GEOCHEMISTRY AND STABLE CARBON ISOTOPE CHARACTERIZATION OF THE IMPACT OF MINE SPOILS ON SURFACE, SOIL AND GROUNDWATER AT THE ST JOE STATE PARK, SE MISSOURI

This study investigated the production and fate of carbon dioxide and DIC in ground-, soil- and surface-water in a mine tailings pile. Samples were collected from the Federal Mine tailings pile at the St Joe State Park, SE Missouri, and analyzed for field parameters major ions, alkalinity, DIC, and stable carbon isotope ratio of DIC and soil carbon dioxide gas. Surface water, groundwater and soil water was sampled. Soil gas was sampled from perforated piezometers installed at discrete depths.

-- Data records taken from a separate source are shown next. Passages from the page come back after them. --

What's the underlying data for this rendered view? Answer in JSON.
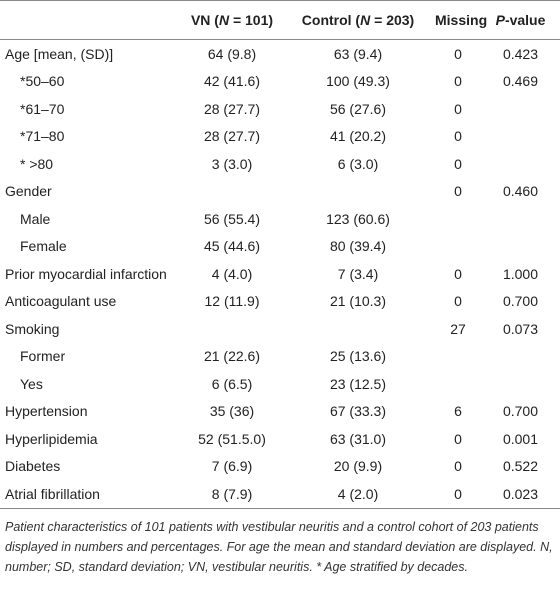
{
  "table": {
    "columns": [
      {
        "parts": [
          {
            "text": "VN ("
          },
          {
            "text": "N",
            "italic": true
          },
          {
            "text": " = 101)"
          }
        ]
      },
      {
        "parts": [
          {
            "text": "Control ("
          },
          {
            "text": "N",
            "italic": true
          },
          {
            "text": " = 203)"
          }
        ]
      },
      {
        "parts": [
          {
            "text": "Missing"
          }
        ]
      },
      {
        "parts": [
          {
            "text": "P",
            "italic": true
          },
          {
            "text": "-value"
          }
        ]
      }
    ],
    "rows": [
      {
        "label": "Age [mean, (SD)]",
        "cells": [
          "64 (9.8)",
          "63 (9.4)",
          "0",
          "0.423"
        ],
        "subrows": [
          {
            "label": "*50–60",
            "cells": [
              "42 (41.6)",
              "100 (49.3)",
              "0",
              "0.469"
            ]
          },
          {
            "label": "*61–70",
            "cells": [
              "28 (27.7)",
              "56 (27.6)",
              "0",
              null
            ]
          },
          {
            "label": "*71–80",
            "cells": [
              "28 (27.7)",
              "41 (20.2)",
              "0",
              null
            ]
          },
          {
            "label": "* >80",
            "cells": [
              "3 (3.0)",
              "6 (3.0)",
              "0",
              null
            ]
          }
        ]
      },
      {
        "label": "Gender",
        "cells": [
          null,
          null,
          "0",
          "0.460"
        ],
        "subrows": [
          {
            "label": "Male",
            "cells": [
              "56 (55.4)",
              "123 (60.6)",
              null,
              null
            ]
          },
          {
            "label": "Female",
            "cells": [
              "45 (44.6)",
              "80 (39.4)",
              null,
              null
            ]
          }
        ]
      },
      {
        "label": "Prior myocardial infarction",
        "cells": [
          "4 (4.0)",
          "7 (3.4)",
          "0",
          "1.000"
        ]
      },
      {
        "label": "Anticoagulant use",
        "cells": [
          "12 (11.9)",
          "21 (10.3)",
          "0",
          "0.700"
        ]
      },
      {
        "label": "Smoking",
        "cells": [
          null,
          null,
          "27",
          "0.073"
        ],
        "subrows": [
          {
            "label": "Former",
            "cells": [
              "21 (22.6)",
              "25 (13.6)",
              null,
              null
            ]
          },
          {
            "label": "Yes",
            "cells": [
              "6 (6.5)",
              "23 (12.5)",
              null,
              null
            ]
          }
        ]
      },
      {
        "label": "Hypertension",
        "cells": [
          "35 (36)",
          "67 (33.3)",
          "6",
          "0.700"
        ]
      },
      {
        "label": "Hyperlipidemia",
        "cells": [
          "52 (51.5.0)",
          "63 (31.0)",
          "0",
          "0.001"
        ]
      },
      {
        "label": "Diabetes",
        "cells": [
          "7 (6.9)",
          "20 (9.9)",
          "0",
          "0.522"
        ]
      },
      {
        "label": "Atrial fibrillation",
        "cells": [
          "8 (7.9)",
          "4 (2.0)",
          "0",
          "0.023"
        ]
      }
    ],
    "caption": "Patient characteristics of 101 patients with vestibular neuritis and a control cohort of 203 patients displayed in numbers and percentages. For age the mean and standard deviation are displayed. N, number; SD, standard deviation; VN, vestibular neuritis. * Age stratified by decades."
  }
}
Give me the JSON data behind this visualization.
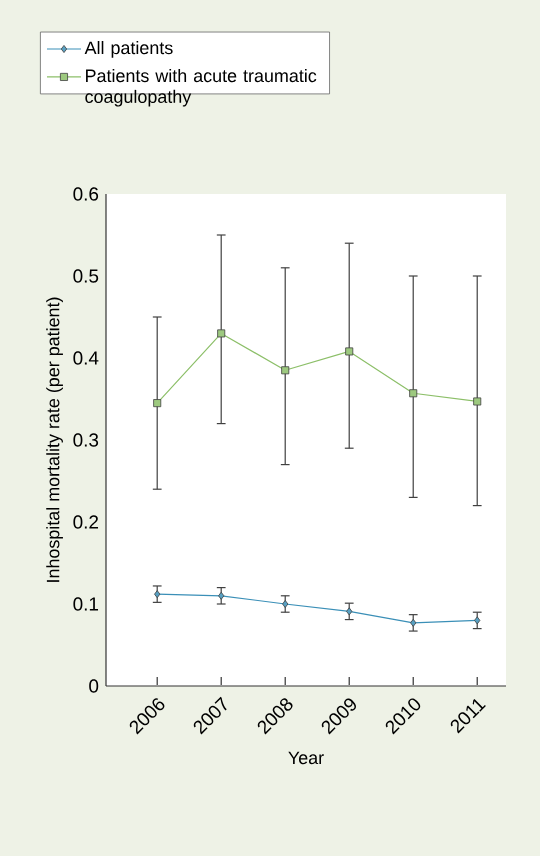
{
  "chart_data": {
    "type": "line",
    "xlabel": "Year",
    "ylabel": "Inhospital mortality rate (per patient)",
    "categories": [
      "2006",
      "2007",
      "2008",
      "2009",
      "2010",
      "2011"
    ],
    "ylim": [
      0,
      0.6
    ],
    "yticks": [
      0,
      0.1,
      0.2,
      0.3,
      0.4,
      0.5,
      0.6
    ],
    "grid": false,
    "legend": "top",
    "series": [
      {
        "name": "All patients",
        "color": "#3a8fb7",
        "marker": "diamond",
        "values": [
          0.112,
          0.11,
          0.1,
          0.091,
          0.077,
          0.08
        ],
        "errors": [
          0.01,
          0.01,
          0.01,
          0.01,
          0.01,
          0.01
        ]
      },
      {
        "name": "Patients with acute traumatic coagulopathy",
        "color": "#8cbf68",
        "marker": "square",
        "values": [
          0.345,
          0.43,
          0.385,
          0.408,
          0.357,
          0.347
        ],
        "errors": [
          [
            0.24,
            0.45
          ],
          [
            0.32,
            0.55
          ],
          [
            0.27,
            0.51
          ],
          [
            0.29,
            0.54
          ],
          [
            0.23,
            0.5
          ],
          [
            0.22,
            0.5
          ]
        ]
      }
    ]
  }
}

Results show that sulfate concentrations for all samples are much higher (up to 1617.3 mg/l) than concentrations of metals from oxidized sulfide ores of Pb, Zn, and Fe with maximum concentrations of 0.09, 9.6, and 5.1 mg/l respectively. In shallow ground and soil water, Ca concentrations are much higher (113.8 to 531.5 mg/l) than Mg (46.2 to 143.2 mg/l), while in deeper groundwater Mg concentrations (47.8 to 349.2mg/l) are higher than Ca (46.2 to 143.2 mg/l). In ground-, soil- and surface-water, alkalinity range from 60 to 513 mg/l and DIC range from 12.9 to 132.5 mg C/l. The stable carbon isotope ratio of DIC ranged from 12.9 to 3.2 per mil and that of carbon dioxide from soil gas at the shallowest depth of 0.5 m is much heavier ( 13 to 16 per mil) than background soil gas (-22 per mil) without mine spoils. The relationship between sulfate and pH suggest buffering by dolomite in the tailings. High sulfate and low metals indicate removal of metals by precipitation. Alkalinity correlates negatively with pH indicating DIC generation by acid produced during metal oxidation. Carbon isotope ratios are consistent with the weathering of dolomite in ground- and soil water, and carbon dioxide loss in surface waters. Observed decreases in isotope ratio with increase in DIC may be due to oxidation of organic matter that supplies isotopically light carbon to the DIC pool. Heavier isotopic ratios of carbon dioxide within the mine spoils compared to background soil gas suggest generation of carbon dioxide in mine spoils from dolomite weathering that can potentially be lost to the atmosphere. Results show that oxidation of metal sulfides in mine-tailings generate high carbon dioxide and DIC in ground and soil water. This may contribute carbon dioxide to the atmosphere through the unsaturated zone and from groundwater discharged to the surface as mine drainage.